As I have written here before, you must have rules as to what you will and will not discuss when someone calls you about a shidduch. In this case, you must focus on the girl. If she is a normal, good girl, mention all of her maalos: her kindness (baalas chesed), outstanding middos (qualities), looks, and personality. This girl needs to be given every chance to marry a wonderful person and true ben Torah. If you know something extremely detrimental about her – like if, G-d forbid, she is currently suffering from an extreme illness or used drugs – you could disclose that. Otherwise, give her a glowing recommendation. The girl will not have an easy time; why add to her difficulties?

With regard to sickness or learning disabilities in the family, if you are not asked specifically, do not offer information. Stick to the questions asked. You do not mention what the sicknesses are. If it is a “special” child with a non-hereditary and obvious problem, you can say only positive things about the child, mentioning that Hashem gives special children to special parents. If they refuse the girl because of this child, they are not people they would want to be associated with.

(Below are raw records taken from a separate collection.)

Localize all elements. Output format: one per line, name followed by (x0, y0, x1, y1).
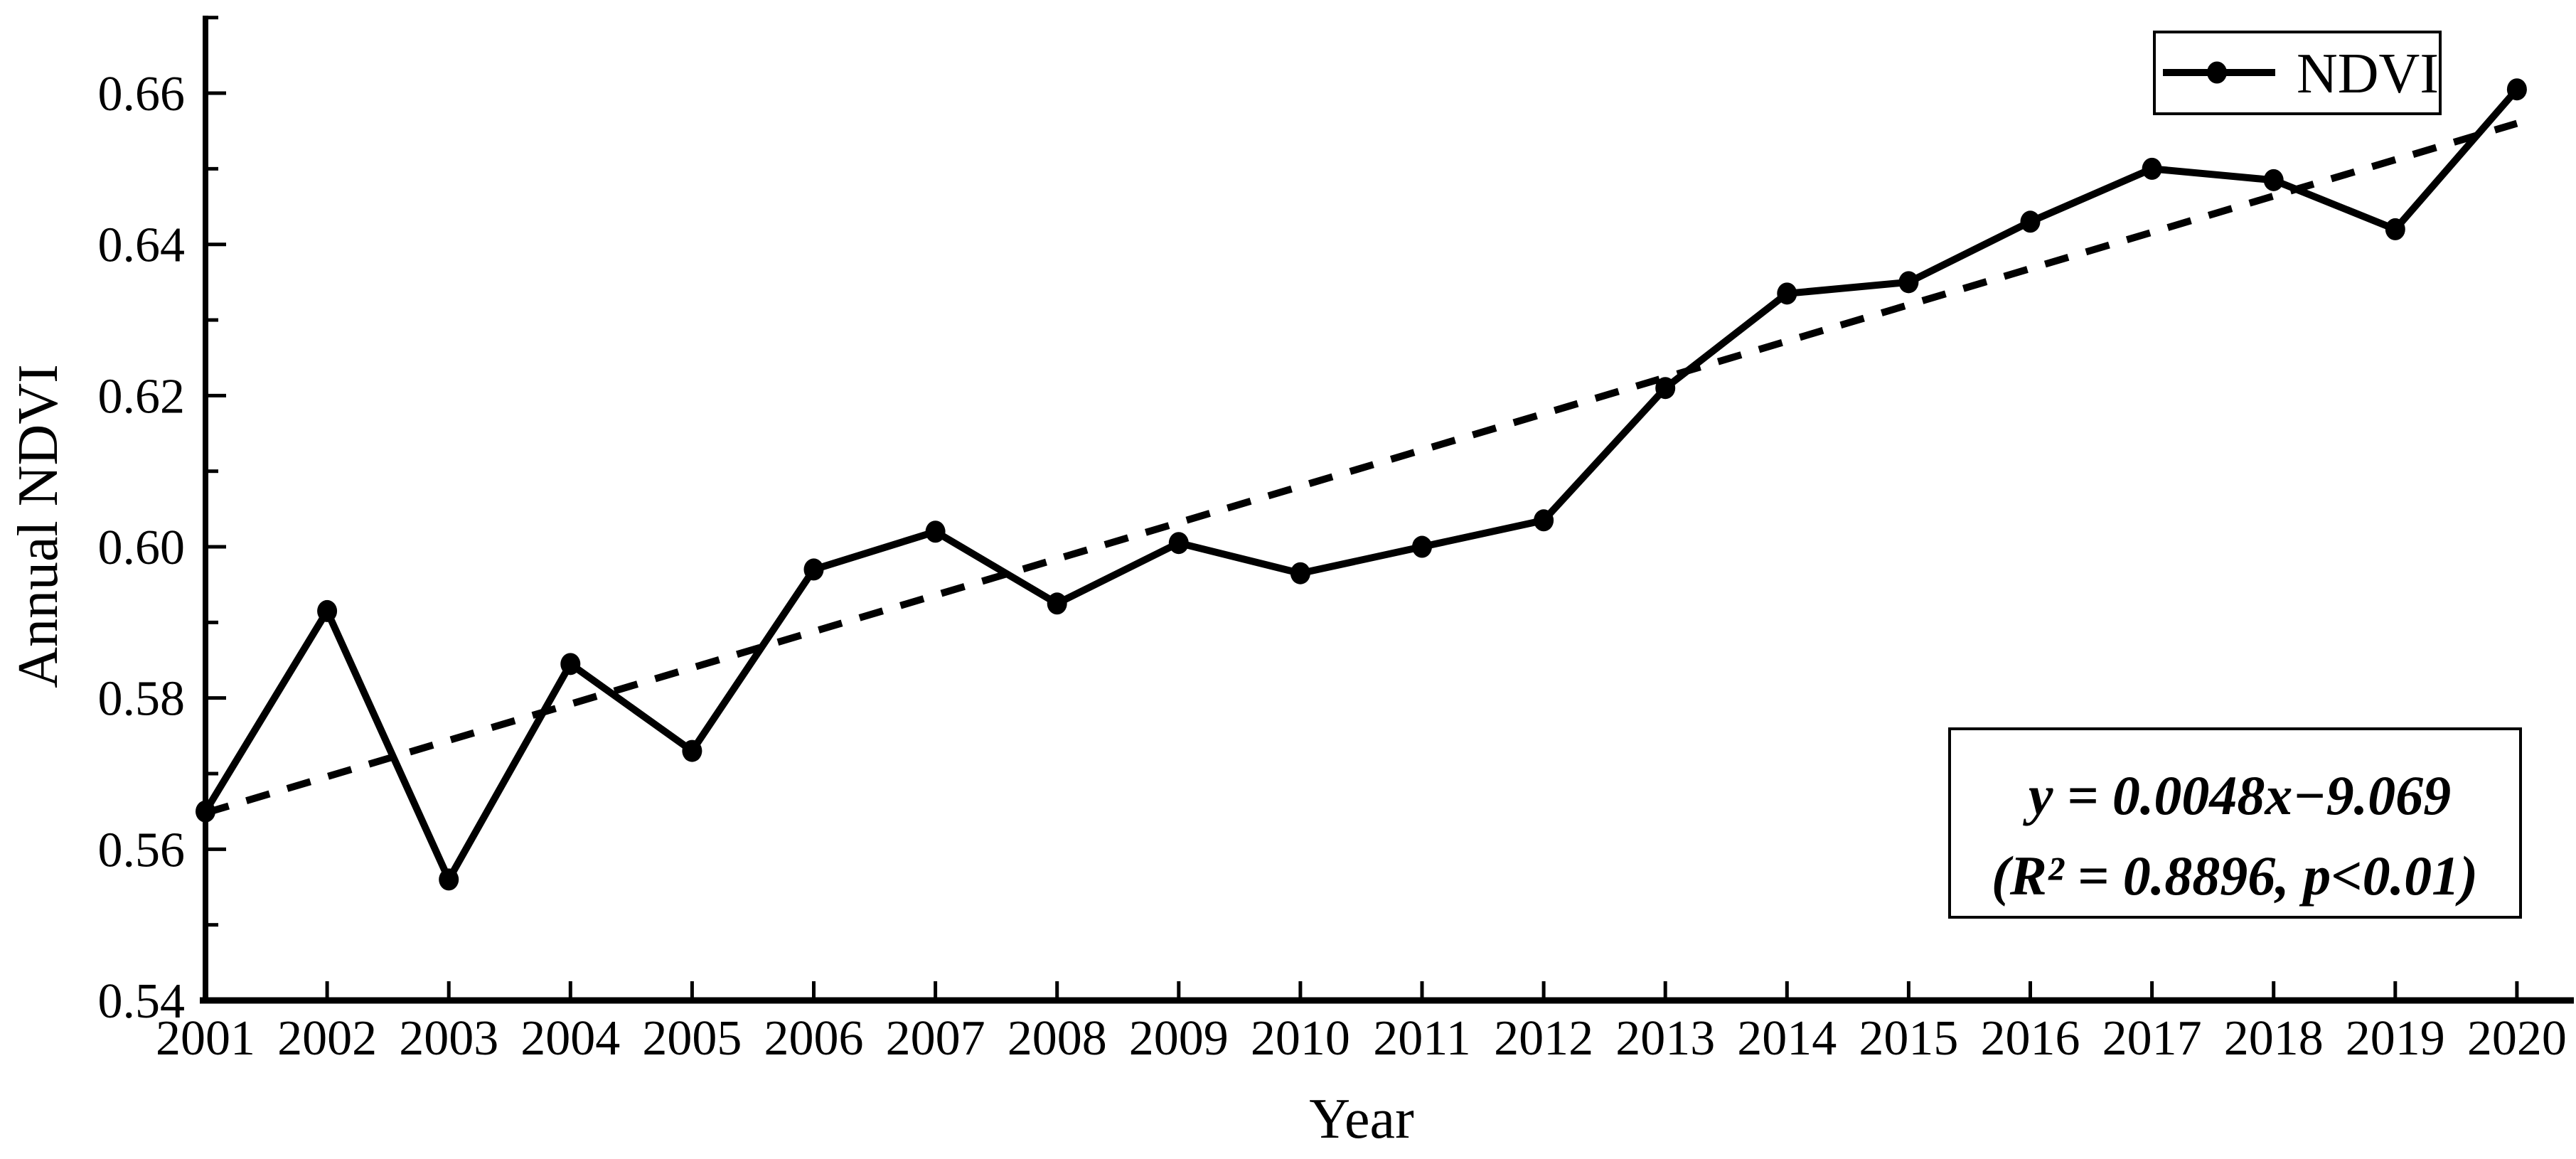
ndvi-marker (1777, 282, 1797, 305)
y-tick-label: 0.56 (98, 823, 186, 877)
ndvi-marker (682, 739, 702, 762)
x-tick-label: 2006 (764, 1011, 864, 1066)
y-tick-label: 0.54 (98, 974, 186, 1029)
y-axis-title: Annual NDVI (7, 364, 70, 688)
legend-marker-icon (2207, 61, 2227, 84)
x-tick-label: 2019 (2346, 1011, 2445, 1066)
x-tick-label: 2002 (277, 1011, 377, 1066)
ndvi-line (202, 85, 2521, 883)
ndvi-marker (2385, 218, 2405, 240)
ndvi-marker (1898, 271, 1919, 294)
ndvi-marker (2020, 210, 2041, 233)
ndvi-marker (1168, 532, 1189, 555)
legend: NDVI (2153, 31, 2442, 115)
x-tick-label: 2004 (520, 1011, 620, 1066)
x-tick-label: 2013 (1615, 1011, 1715, 1066)
x-tick-label: 2012 (1494, 1011, 1593, 1066)
ndvi-marker (1412, 535, 1432, 558)
ndvi-marker (1047, 592, 1067, 615)
y-tick-label: 0.58 (98, 672, 186, 727)
x-tick-label: 2010 (1251, 1011, 1350, 1066)
x-tick-label: 2017 (2102, 1011, 2202, 1066)
x-tick-label: 2011 (1373, 1011, 1470, 1066)
ndvi-marker (439, 868, 459, 891)
x-tick-label: 2003 (399, 1011, 498, 1066)
x-axis-title: Year (1309, 1088, 1413, 1150)
x-tick-label: 2020 (2467, 1011, 2567, 1066)
ndvi-marker (2142, 157, 2162, 180)
axes (200, 16, 2574, 1004)
x-tick-label: 2007 (886, 1011, 985, 1066)
x-tick-label: 2008 (1008, 1011, 1107, 1066)
ndvi-marker (803, 558, 824, 581)
y-tick-label: 0.60 (98, 520, 186, 575)
x-tick-label: 2014 (1737, 1011, 1837, 1066)
ndvi-marker (317, 599, 338, 622)
x-tick-label: 2016 (1981, 1011, 2080, 1066)
x-tick-label: 2015 (1859, 1011, 1958, 1066)
x-tick-label: 2005 (642, 1011, 742, 1066)
x-tick-label: 2001 (156, 1011, 255, 1066)
legend-label: NDVI (2297, 43, 2439, 105)
equation-box-border (1948, 727, 2522, 919)
x-tick-label: 2009 (1129, 1011, 1229, 1066)
x-tick-label: 2018 (2224, 1011, 2324, 1066)
ndvi-marker (560, 653, 581, 675)
y-tick-label: 0.62 (98, 369, 186, 424)
ndvi-marker (2506, 78, 2527, 101)
trend-line (204, 119, 2518, 817)
equation-line2: (R² = 0.8896, p<0.01) (1992, 845, 2478, 907)
y-tick-label: 0.64 (98, 218, 186, 273)
equation-line1: y = 0.0048x−9.069 (2023, 764, 2451, 826)
y-tick-label: 0.66 (98, 67, 186, 122)
ndvi-marker (2263, 169, 2284, 191)
data-series (196, 78, 2527, 891)
ndvi-marker (925, 520, 946, 543)
ndvi-marker (1534, 509, 1554, 532)
ndvi-marker (1655, 377, 1676, 400)
tick-labels: 0.54 0.56 0.58 0.60 0.62 0.64 0.66 2001 2002 2003… (98, 67, 2567, 1066)
ndvi-marker (1290, 562, 1310, 584)
equation-box: y = 0.0048x−9.069 (R² = 0.8896, p<0.01) (1948, 727, 2522, 919)
ndvi-marker (196, 800, 215, 823)
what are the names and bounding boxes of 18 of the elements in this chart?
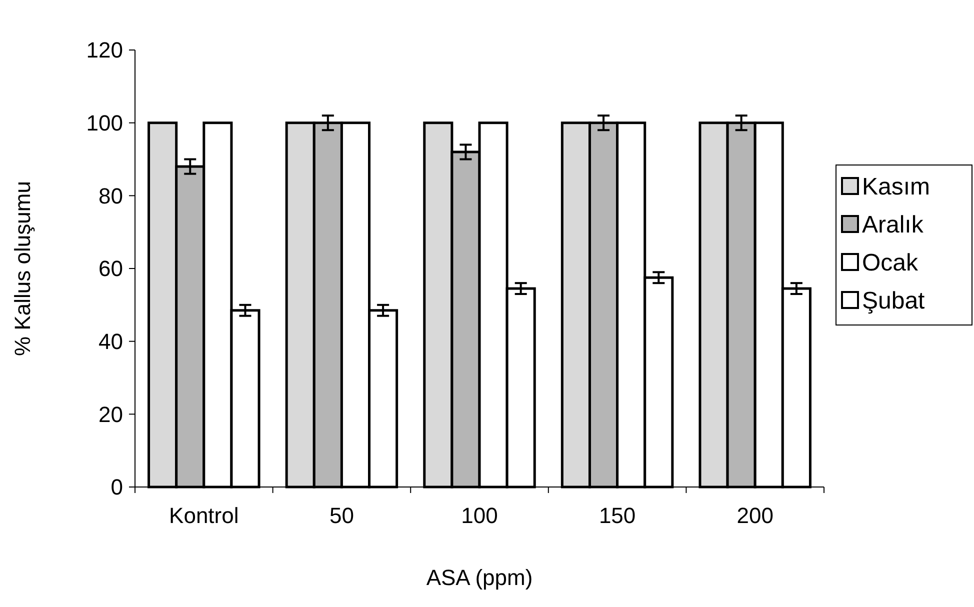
y-tick-label: 40 [98, 329, 123, 354]
x-tick-label: Kontrol [169, 503, 239, 528]
x-tick-label: 200 [736, 503, 774, 528]
y-tick-label: 100 [86, 110, 123, 136]
legend-label: Aralık [862, 211, 924, 238]
x-tick-label: 150 [598, 503, 636, 528]
y-tick-label: 20 [98, 402, 123, 427]
y-axis-title: % Kallus oluşumu [10, 181, 35, 356]
y-tick-label: 120 [86, 38, 123, 63]
legend-label: Ocak [862, 249, 920, 276]
legend-label: Şubat [862, 287, 926, 314]
x-tick-label: 100 [461, 503, 498, 528]
y-tick-label: 60 [98, 256, 123, 282]
y-tick-label: 0 [110, 474, 123, 500]
x-axis-title: ASA (ppm) [426, 565, 533, 590]
legend-label: Kasım [862, 173, 930, 200]
x-tick-label: 50 [329, 503, 354, 528]
y-tick-label: 80 [98, 183, 123, 208]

About shalom bayis, it is not up to you to say anything, especially if they are just seeking general information. Even though you think you know a lot about your friend, you do not know everything. Who are we to wash other people's “dirty linen” in public? If it comes to the surface later on, it is not your responsibility. The ultimate quality of the young couple’s home life does not depend on you – not even on the couple’s parents or teachers – but upon the husband and wife themselves.

In fact, her parents’ shalom bayis should not reflect on the girl at all. I have seen children who came from wonderful homes but had serious deficiencies of character. They did not succeed in marriage due to psychological or biological influences – or their own bad choices – which had nothing to do with their upbringing. On the other hand, some people who grew up in unbelievably difficult situations married and live a very normal and outstanding life. They may even be the mechanchim (educators) of our children.

Remember, each person controls his or her own destiny, with Hashem’s guidance. Most likely, this girl, if she is mature, realizes after years of living with this problem that she does not want it in her home, and she will make doubly sure to meet someone sensitive and understanding and to work with him to create an outstanding bayis ne’eman.

I know of a young man who called a Rav and wanted to know if the mother covered her hair. The Rav responded, “Is that what you are concerned about? Why don’t you ask me about the mother’s middos and chasadim? That is what is important in a reference. In all the years I have known the mother, she has never spoken a word of lashon hara. Those are the things that should concern you.” With that, he ended the conversation. I think he was saying that external behaviors (like head coverings) can be changed, but a lack of middos is very difficult to overcome.

In conclusion, when asked about a young man or woman, one should discuss that person and not put emphasis on the family. If you are put on the spot, say that you do not answer such questions as a matter of policy – and stick to this decision regardless of the caller’s insistence. And, again, I think it is advisable to speak to a Rav.

I hope that your recommendation will enable this young woman to find her bashert in the near future. As we know, it is all in the hands of the Ribono Shel Olam. If the shidduch is bashert, nothing you say or do will matter. We just have to try our best and hope for a favorable outcome. I wish you hatzlacha.